有什么方法可以加快此Python代码的速度吗？

Question

I've written some Python code to do some image processing work, but it takes a huge amount of time to run. 我已经编写了一些Python代码来执行某些图像处理工作，但是运行需要大量时间。 I've spent the last few hours trying to optimize it, but I think I've reached the end of my abilities. 我花了最后几个小时尝试对其进行优化，但是我认为我已经达到了极限。

Looking at the outputs from the profiler, the function below is taking a large proportion of the overall time of my code. 从探查器的输出看，下面的函数在我的代码的总时间中占了很大的比例。 Is there any way that it can be speeded up? 有什么办法可以加快速度吗？

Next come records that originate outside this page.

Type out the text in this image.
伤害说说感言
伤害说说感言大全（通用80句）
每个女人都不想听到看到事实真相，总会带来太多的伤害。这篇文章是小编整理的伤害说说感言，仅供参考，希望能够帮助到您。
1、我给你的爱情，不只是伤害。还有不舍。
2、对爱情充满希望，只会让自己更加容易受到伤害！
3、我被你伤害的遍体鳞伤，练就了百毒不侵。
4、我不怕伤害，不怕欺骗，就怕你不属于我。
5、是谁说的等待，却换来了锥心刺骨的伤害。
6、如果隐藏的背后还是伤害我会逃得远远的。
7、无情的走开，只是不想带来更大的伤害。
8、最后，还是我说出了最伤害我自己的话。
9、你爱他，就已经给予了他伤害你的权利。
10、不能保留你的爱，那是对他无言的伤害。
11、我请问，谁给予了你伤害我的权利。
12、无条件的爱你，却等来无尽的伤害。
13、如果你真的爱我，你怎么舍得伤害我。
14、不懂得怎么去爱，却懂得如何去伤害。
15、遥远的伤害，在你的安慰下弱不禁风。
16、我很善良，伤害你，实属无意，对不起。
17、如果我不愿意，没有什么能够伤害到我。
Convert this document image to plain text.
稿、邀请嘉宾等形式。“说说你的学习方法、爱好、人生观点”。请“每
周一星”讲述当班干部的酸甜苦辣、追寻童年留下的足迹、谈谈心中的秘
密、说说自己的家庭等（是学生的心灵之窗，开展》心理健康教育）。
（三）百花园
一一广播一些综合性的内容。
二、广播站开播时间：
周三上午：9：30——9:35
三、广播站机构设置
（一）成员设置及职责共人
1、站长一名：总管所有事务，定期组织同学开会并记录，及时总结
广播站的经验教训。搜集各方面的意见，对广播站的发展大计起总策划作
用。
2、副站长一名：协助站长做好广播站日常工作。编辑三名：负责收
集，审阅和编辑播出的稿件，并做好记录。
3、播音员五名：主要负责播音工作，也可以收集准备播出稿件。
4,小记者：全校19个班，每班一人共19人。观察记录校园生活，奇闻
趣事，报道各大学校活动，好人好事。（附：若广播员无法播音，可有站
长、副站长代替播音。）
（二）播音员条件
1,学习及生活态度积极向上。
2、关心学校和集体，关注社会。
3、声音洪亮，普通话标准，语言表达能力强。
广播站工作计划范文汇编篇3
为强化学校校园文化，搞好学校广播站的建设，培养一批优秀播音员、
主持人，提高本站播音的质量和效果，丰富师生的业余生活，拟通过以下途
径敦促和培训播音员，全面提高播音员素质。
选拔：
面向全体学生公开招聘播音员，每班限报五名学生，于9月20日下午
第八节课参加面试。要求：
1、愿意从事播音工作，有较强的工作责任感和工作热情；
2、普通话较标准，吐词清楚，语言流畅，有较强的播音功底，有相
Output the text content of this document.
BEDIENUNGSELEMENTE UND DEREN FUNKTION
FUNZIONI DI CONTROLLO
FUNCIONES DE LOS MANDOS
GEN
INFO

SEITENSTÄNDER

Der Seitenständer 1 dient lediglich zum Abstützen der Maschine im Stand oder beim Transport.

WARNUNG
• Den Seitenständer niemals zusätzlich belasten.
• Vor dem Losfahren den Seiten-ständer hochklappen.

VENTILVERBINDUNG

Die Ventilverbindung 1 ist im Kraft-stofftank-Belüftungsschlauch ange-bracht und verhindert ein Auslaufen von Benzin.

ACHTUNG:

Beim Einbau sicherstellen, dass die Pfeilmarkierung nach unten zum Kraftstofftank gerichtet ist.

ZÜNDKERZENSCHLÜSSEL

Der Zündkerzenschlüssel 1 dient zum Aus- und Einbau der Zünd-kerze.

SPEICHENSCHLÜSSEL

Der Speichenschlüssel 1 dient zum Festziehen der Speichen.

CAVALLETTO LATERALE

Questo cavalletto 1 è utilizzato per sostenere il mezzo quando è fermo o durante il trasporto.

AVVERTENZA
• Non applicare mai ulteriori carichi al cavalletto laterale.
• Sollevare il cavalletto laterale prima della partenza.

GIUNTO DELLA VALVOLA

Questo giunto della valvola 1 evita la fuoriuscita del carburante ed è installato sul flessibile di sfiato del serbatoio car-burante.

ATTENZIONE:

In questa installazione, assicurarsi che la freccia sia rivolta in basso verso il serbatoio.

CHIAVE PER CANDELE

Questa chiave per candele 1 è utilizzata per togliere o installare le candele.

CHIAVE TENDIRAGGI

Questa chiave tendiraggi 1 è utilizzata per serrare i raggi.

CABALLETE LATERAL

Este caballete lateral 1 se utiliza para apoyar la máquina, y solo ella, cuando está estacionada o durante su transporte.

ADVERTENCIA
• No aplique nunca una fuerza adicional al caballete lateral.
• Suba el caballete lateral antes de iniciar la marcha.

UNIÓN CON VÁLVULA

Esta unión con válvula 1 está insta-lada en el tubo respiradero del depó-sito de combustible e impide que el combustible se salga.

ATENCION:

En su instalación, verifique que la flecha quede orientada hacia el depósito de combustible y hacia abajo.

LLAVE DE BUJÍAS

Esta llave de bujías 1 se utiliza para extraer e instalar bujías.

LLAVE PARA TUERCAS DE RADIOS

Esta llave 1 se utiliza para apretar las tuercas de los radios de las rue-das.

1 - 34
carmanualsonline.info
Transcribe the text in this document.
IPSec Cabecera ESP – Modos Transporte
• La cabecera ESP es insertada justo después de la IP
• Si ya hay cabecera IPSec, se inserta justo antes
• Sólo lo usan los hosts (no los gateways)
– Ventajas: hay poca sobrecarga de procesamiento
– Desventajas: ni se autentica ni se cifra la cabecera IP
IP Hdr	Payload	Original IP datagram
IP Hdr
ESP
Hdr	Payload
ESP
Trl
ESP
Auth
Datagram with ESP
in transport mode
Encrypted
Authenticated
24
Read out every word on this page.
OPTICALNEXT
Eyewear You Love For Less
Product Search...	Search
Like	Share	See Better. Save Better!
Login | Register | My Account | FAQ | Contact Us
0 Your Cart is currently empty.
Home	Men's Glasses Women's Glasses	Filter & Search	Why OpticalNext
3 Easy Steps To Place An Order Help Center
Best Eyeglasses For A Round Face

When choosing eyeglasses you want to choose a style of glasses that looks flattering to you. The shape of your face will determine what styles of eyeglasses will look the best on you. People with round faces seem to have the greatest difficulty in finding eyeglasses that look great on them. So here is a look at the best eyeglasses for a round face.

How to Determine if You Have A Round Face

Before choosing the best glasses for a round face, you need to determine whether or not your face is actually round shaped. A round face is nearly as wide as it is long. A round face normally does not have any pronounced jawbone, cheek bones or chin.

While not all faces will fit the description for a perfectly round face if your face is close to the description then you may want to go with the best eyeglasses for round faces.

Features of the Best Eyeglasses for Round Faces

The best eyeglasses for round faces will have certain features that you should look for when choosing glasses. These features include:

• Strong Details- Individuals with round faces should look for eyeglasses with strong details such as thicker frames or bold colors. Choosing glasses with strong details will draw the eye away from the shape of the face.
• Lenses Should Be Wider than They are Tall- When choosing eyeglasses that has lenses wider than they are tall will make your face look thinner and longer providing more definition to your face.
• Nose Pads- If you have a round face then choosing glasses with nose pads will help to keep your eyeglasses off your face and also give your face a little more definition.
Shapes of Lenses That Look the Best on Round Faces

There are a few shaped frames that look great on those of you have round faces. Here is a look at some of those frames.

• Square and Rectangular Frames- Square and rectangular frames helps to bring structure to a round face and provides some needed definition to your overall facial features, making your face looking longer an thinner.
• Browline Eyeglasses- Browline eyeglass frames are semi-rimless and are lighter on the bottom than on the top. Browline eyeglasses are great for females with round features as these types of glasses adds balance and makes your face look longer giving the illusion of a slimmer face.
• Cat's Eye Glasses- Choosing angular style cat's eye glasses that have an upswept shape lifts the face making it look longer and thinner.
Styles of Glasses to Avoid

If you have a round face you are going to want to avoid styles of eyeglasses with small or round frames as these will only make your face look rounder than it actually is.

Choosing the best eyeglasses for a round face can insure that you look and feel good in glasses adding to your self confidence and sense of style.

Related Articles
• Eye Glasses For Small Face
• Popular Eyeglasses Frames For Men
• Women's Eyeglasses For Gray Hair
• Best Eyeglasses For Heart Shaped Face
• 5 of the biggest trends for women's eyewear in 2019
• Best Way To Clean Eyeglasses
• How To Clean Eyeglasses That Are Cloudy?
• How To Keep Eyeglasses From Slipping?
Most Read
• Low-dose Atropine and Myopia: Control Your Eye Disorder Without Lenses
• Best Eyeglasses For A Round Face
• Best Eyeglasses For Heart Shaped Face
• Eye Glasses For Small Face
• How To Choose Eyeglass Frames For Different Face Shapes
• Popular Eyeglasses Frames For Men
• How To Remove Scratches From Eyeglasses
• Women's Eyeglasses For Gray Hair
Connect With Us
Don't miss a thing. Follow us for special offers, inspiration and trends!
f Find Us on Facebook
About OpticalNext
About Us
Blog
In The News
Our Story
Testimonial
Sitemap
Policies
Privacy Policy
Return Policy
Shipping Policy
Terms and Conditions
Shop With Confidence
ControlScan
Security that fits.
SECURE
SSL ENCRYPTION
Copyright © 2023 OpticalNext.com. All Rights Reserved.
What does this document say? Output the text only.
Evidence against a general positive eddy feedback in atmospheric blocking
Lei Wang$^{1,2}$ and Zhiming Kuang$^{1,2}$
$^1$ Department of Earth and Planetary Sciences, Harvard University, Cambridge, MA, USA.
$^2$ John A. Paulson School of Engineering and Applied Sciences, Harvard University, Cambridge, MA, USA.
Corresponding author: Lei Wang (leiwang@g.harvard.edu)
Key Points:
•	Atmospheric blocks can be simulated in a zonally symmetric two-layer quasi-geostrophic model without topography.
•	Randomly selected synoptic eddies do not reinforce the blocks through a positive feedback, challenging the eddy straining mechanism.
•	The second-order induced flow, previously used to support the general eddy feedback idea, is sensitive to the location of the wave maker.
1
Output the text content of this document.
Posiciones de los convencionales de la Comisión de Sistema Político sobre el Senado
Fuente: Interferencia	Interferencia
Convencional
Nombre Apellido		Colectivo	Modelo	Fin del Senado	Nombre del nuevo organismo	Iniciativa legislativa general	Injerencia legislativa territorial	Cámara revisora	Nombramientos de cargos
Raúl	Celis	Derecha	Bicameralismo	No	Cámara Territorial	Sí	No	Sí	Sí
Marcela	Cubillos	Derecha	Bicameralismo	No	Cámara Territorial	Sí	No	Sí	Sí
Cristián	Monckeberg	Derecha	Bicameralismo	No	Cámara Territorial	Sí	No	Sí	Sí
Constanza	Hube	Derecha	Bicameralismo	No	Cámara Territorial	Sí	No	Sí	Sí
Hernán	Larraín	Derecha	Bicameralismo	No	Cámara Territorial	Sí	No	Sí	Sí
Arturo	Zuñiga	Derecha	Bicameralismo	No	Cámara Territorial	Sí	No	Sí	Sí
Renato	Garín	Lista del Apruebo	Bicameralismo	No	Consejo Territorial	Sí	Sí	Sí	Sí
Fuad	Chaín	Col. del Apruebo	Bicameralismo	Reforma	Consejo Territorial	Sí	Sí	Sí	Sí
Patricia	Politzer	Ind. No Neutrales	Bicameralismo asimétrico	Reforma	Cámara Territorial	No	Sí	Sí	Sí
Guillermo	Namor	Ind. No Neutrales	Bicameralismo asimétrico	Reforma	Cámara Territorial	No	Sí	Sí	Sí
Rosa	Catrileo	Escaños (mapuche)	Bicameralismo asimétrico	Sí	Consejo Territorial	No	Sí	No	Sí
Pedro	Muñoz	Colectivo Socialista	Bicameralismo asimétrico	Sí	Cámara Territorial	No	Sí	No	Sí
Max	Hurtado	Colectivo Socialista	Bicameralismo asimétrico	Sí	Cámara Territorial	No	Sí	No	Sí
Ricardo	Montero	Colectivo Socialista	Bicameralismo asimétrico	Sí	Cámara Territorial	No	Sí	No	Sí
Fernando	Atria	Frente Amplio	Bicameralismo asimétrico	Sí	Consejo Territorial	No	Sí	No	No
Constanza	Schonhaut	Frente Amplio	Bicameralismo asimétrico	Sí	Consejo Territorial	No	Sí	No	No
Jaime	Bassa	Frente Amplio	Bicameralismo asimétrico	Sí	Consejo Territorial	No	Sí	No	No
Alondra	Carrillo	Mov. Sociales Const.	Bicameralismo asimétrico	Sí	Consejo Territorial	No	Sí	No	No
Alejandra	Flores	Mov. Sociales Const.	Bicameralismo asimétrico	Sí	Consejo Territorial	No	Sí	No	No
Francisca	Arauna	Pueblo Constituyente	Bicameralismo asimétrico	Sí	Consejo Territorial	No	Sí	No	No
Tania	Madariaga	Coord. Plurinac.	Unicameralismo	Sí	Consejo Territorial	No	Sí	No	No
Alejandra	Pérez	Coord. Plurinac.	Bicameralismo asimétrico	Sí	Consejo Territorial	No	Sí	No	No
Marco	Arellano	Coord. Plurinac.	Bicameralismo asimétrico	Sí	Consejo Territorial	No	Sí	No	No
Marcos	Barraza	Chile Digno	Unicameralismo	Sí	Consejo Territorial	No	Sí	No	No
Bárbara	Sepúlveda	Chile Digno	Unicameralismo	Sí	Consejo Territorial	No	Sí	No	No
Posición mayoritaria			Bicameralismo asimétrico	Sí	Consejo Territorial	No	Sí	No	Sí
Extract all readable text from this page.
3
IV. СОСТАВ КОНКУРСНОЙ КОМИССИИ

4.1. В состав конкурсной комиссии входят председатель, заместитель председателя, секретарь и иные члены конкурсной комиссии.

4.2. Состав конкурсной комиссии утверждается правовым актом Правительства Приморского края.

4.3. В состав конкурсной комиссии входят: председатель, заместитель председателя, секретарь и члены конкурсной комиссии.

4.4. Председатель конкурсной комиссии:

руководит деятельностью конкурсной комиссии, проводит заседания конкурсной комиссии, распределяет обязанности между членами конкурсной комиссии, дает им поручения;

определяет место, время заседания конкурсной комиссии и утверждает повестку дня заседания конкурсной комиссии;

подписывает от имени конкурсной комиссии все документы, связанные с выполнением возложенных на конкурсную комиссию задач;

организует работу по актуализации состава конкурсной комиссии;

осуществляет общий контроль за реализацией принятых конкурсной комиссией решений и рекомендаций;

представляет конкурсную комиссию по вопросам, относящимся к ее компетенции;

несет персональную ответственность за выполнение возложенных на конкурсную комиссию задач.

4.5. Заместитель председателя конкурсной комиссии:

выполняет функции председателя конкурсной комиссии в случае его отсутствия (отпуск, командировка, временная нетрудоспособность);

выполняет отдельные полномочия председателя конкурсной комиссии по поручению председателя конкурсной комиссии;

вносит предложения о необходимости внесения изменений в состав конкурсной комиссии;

def make_ellipse(x, x0, y, y0, theta, a, b):
    c = np.cos(theta)
    s = np.sin(theta)
    a2 = a**2
    b2 = b**2
    xnew = x - x0
    ynew = y - y0
    ellipse = (xnew * c + ynew * s)**2/a2 + (xnew * s - ynew * c)**2/b2 <= 1

    return ellipse

To give the context, it is called with x and y as the output from np.meshgrid with a fairly large grid size, and all of the other parameters as simple integer values. 为了给出上下文，使用相当大的网格大小的np.meshgrid的输出调用x和y ，并将所有其他参数作为简单的整数值进行调用。

Although that function seems to be taking a lot of the time, there are probably ways that the rest of the code can be speeded up too. 尽管该功能似乎要花费很多时间，但可能还有一些方法可以加快其余代码的速度。 I've put the rest of the code at this gist . 我把其余的代码放在了这个要点上。

Any ideas would be gratefully received. 任何想法将不胜感激。 I've tried using numba and autojit ing the main functions, but that doesn't help much. 我尝试过使用numba并自动autojit主要功能，但这并没有多大帮助。

Answer 1

Let's try to optimize make_ellipse in conjunction with its caller. 让我们尝试结合其调用方优化make_ellipse。

First, notice that a and b are the same over many calls. 首先，请注意，在多次调用中， a和b是相同的。 Since make_ellipse squares them each time, just have the caller do that instead. 由于make_ellipse每次都会对它们进行平方，因此只需让调用者执行该操作即可。

Second, notice that np.cos(np.arctan(theta)) is 1 / np.sqrt(1 + theta**2) which seems slightly faster on my system. 其次，请注意np.cos(np.arctan(theta))是1 / np.sqrt(1 + theta**2) ，在我的系统上看起来稍快一些。 A similar trick can be used to compute the sine, either from theta or from cos(theta) (or vice versa). 类似的技巧可用于计算正弦，无论是从theta还是从cos（theta）（或反之亦然）。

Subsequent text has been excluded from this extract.